Autumn-Spiced Roasted Pumpkin Soup You Will Love

This Autumn-Spiced Roasted Pumpkin Soup is a cozy and healthy pumpkin soup that perfectly captures the flavors of fall. Featuring roasted Hokkaido pumpkin, warm spices, and creamy coconut milk, this spiced pumpkin soup is an ideal comfort dish for autumn. Naturally dairy-free and easy to prepare, it’s a delicious vegetarian pumpkin soup that pairs beautifully with toasted bread or pumpkin seeds.
Prep Time 10 minutes
Cook Time 40 minutes
Total Time 50 minutes
Servings: 4 servings
Calories: 250

Ingredients
  

  • 1 Hokkaido pumpkin
  • 3 tbsp olive oil
  • 1 potato
  • 1 head garlic
  • 3 carrots
  • 2 red onions
  • Small piece of ginger
  • 1 can coconut milk
  • 400 ml vegetable broth
  • Coriander
  • Pepper
  • Salt
  • Chili flakes

Method
 

  1. Preheat the oven to 200°C (390°F). Line a baking tray with parchment paper.
  2. Cut the Hokkaido pumpkin into halves and remove the seeds. Then slice into wedges and place on the baking tray.
  3. Cut the potato and carrots into chunks. Peel and quarter the red onions. Place all vegetables including the whole head of garlic (top cut off) on the tray.
  4. Drizzle with olive oil and season with salt.
  5. Roast for 35-40 minutes until vegetables are tender and caramelized.
  6. Remove and cool slightly. Squeeze roasted garlic from skin into a blender.
  7. Add roasted pumpkin, potato, carrots, onions, ginger, coconut milk, and vegetable broth.
  8. Blend until smooth and creamy.
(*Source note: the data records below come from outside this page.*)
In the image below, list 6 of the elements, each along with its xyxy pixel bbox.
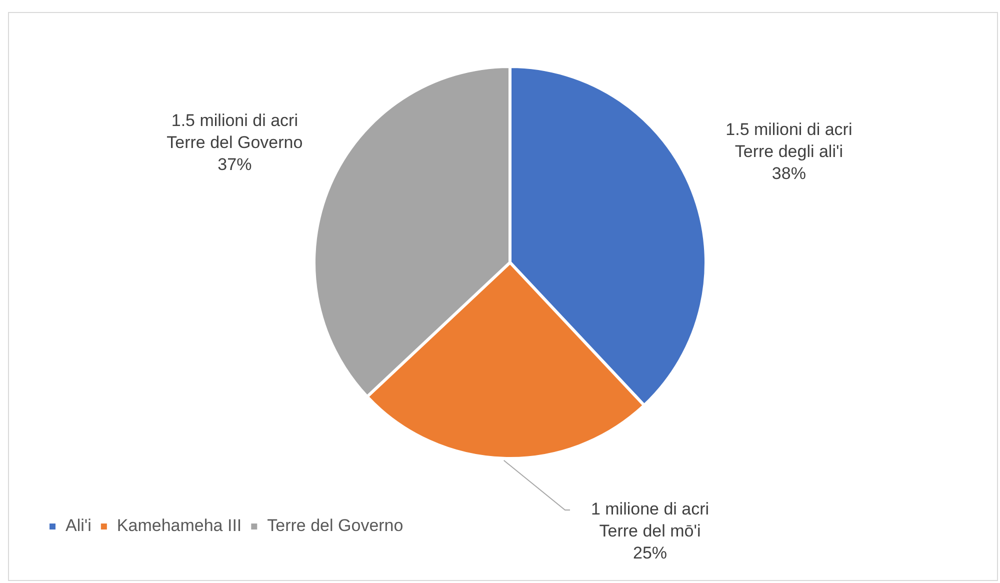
data-label: 1.5 milioni di acri Terre del Governo 37% [166, 111, 303, 174]
legend-label: Ali'i [66, 516, 92, 536]
data-label: 1 milione di acri Terre del mō'i 25% [590, 500, 710, 563]
legend-label: Kamehameha III [116, 516, 242, 536]
data-label: 1.5 milioni di acri Terre degli ali'i 38% [726, 120, 852, 183]
legend-label: Terre del Governo [267, 516, 404, 536]
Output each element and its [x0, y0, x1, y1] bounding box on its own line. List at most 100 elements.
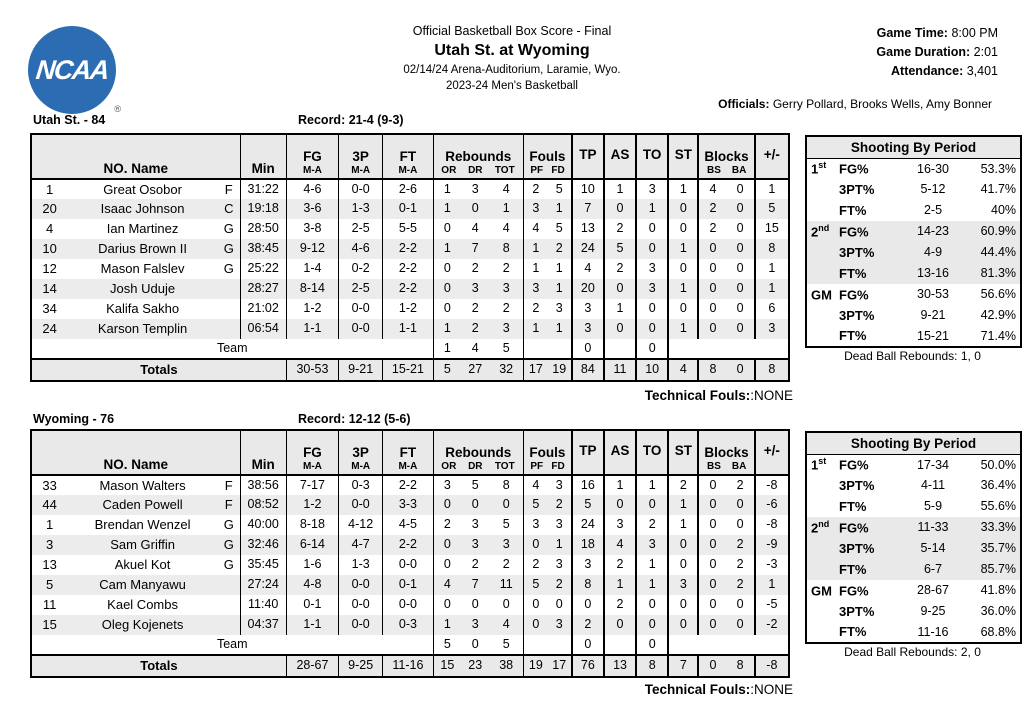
stat-bs: 0	[697, 575, 727, 595]
stat-3p: 2-5	[338, 279, 383, 299]
team-tot: 5	[489, 339, 524, 359]
player-position: F	[217, 495, 241, 515]
stat-ft: 0-0	[382, 595, 434, 615]
stat-fg: 8-14	[285, 279, 339, 299]
player-name: Kalifa Sakho	[106, 301, 180, 317]
stat-plus-minus: 1	[753, 575, 789, 595]
stat-label: FT%	[839, 561, 867, 577]
shooting-row-label: 3PT%	[806, 475, 902, 496]
stat-to: 0	[635, 495, 669, 515]
shooting-row-label: 3PT%	[806, 242, 902, 263]
stat-tot: 5	[502, 517, 510, 532]
player-name: Isaac Johnson	[67, 199, 218, 219]
stat-tp: 20	[570, 279, 604, 299]
stat-as: 1	[602, 299, 637, 319]
player-name: Ian Martinez	[106, 221, 179, 237]
stat-ft: 2-2	[382, 279, 434, 299]
percentage: 81.3%	[964, 263, 1022, 284]
report-header: Official Basketball Box Score - Final Ut…	[212, 24, 812, 92]
stat-ft: 0-0	[382, 555, 434, 575]
stat-plus-minus: -8	[753, 515, 789, 535]
wyoming-shooting-panel: Shooting By Period 1st FG% 17-34 50.0% 3P…	[805, 431, 1023, 644]
period-label: 1st	[811, 456, 827, 473]
stat-tp: 10	[570, 179, 604, 199]
stat-st: 0	[667, 535, 699, 555]
wyoming-technical-fouls: Technical Fouls::NONE	[644, 682, 793, 697]
stat-fg: 0-1	[285, 595, 339, 615]
team-or: 5	[432, 635, 462, 655]
utah-state-section-title: Utah St. - 84 Record: 21-4 (9-3)	[33, 113, 793, 127]
stat-fg: 1-1	[285, 319, 339, 339]
shooting-row-label: 2nd FG%	[806, 221, 902, 242]
stat-tot: 3	[489, 279, 524, 299]
utah-state-dead-ball-rebounds: Dead Ball Rebounds: 1, 0	[844, 349, 981, 363]
period-label: GM	[811, 583, 832, 599]
made-attempted: 9-21	[920, 308, 946, 323]
stat-st: 1	[667, 515, 699, 535]
player-row: 4 Ian Martinez G 28:50 3-8 2-5 5-5 0 4 4…	[31, 219, 789, 239]
stat-or: 4	[432, 575, 462, 595]
stat-dr: 0	[471, 597, 479, 612]
stat-to: 2	[635, 515, 669, 535]
stat-fg: 1-2	[285, 299, 339, 319]
stat-min: 11:40	[239, 595, 287, 615]
stat-bs: 0	[697, 515, 727, 535]
percentage: 40%	[991, 203, 1017, 218]
stat-ft: 0-1	[382, 575, 434, 595]
stat-3p: 0-0	[338, 319, 383, 339]
stat-tp: 24	[570, 239, 604, 259]
player-row: 20 Isaac Johnson C 19:18 3-6 1-3 0-1 1 0…	[31, 199, 789, 219]
stat-3p: 4-7	[338, 535, 383, 555]
col-to: TO	[635, 134, 669, 180]
shooting-row-label: FT%	[806, 326, 902, 347]
stat-ft: 3-3	[382, 495, 434, 515]
stat-st: 0	[667, 555, 699, 575]
percentage: 41.8%	[980, 583, 1017, 598]
stat-fd: 3	[555, 301, 563, 316]
stat-plus-minus: 1	[753, 259, 789, 279]
stat-fg: 3-8	[285, 219, 339, 239]
stat-label: FG%	[839, 287, 869, 303]
stat-min: 25:22	[239, 259, 287, 279]
stat-to: 1	[635, 199, 669, 219]
stat-fd: 1	[547, 535, 572, 555]
totals-plus-minus: -8	[753, 654, 789, 677]
season-line: 2023-24 Men's Basketball	[446, 80, 578, 92]
player-row: 33 Mason Walters F 38:56 7-17 0-3 2-2 3 …	[31, 475, 789, 495]
wyoming-shooting-rows: 1st FG% 17-34 50.0% 3PT% 4-11 36.4% FT% 5…	[806, 454, 1022, 643]
player-row: 1 Great Osobor F 31:22 4-6 0-0 2-6 1 3 4…	[31, 179, 789, 199]
shooting-row-label: FT%	[806, 622, 902, 643]
stat-ba: 0	[726, 615, 755, 635]
stat-plus-minus: 1	[753, 179, 789, 199]
stat-st: 1	[667, 279, 699, 299]
col-3p: 3P M-A	[338, 134, 383, 180]
stat-as: 2	[602, 219, 637, 239]
stat-pf: 2	[523, 555, 548, 575]
stat-or: 1	[432, 199, 462, 219]
stat-fd: 3	[555, 517, 563, 532]
stat-st: 0	[667, 615, 699, 635]
stat-label: FT%	[839, 202, 867, 218]
totals-row: Totals 30-53 9-21 15-21 5 27 32 17 19 84…	[31, 358, 789, 381]
stat-st: 0	[667, 219, 699, 239]
stat-ft: 2-2	[382, 535, 434, 555]
stat-plus-minus: -6	[753, 495, 789, 515]
totals-bs: 0	[697, 654, 727, 677]
team-record: Record: 21-4 (9-3)	[298, 113, 404, 127]
table-header: NO. Name Min FG M-A 3P M-A FT M-A Rebounds …	[31, 430, 789, 476]
col-rebounds: Rebounds OR DR TOT	[432, 134, 524, 180]
ncaa-logo: NCAA ®	[28, 26, 121, 118]
stat-tot: 2	[502, 301, 510, 316]
player-position: G	[217, 535, 241, 555]
period-label: GM	[811, 287, 832, 303]
stat-pf: 2	[523, 299, 548, 319]
stat-label: 3PT%	[839, 603, 875, 619]
team-as-blank	[602, 339, 637, 359]
made-attempted: 11-33	[902, 517, 964, 538]
stat-tp: 2	[570, 615, 604, 635]
stat-bs: 4	[697, 179, 727, 199]
made-attempted: 9-25	[920, 604, 946, 619]
player-number: 33	[42, 477, 57, 493]
stat-fd: 1	[547, 279, 572, 299]
stat-fg: 1-2	[285, 495, 339, 515]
Adjust seasoning with coriander, pepper, and chili flakes.
  9. Heat the blended mixture in a saucepan over medium heat until warmed through.
  10. Serve hot, drizzled with pumpkin oil if desired. Enjoy with toasted bread or pumpkin seeds.

Notes

  • For extra flavor, garnish with fresh coriander or a swirl of pumpkin oil. Store leftovers in an airtight container in the refrigerator for up to 3 days. Reheat gently on the stove or in the microwave.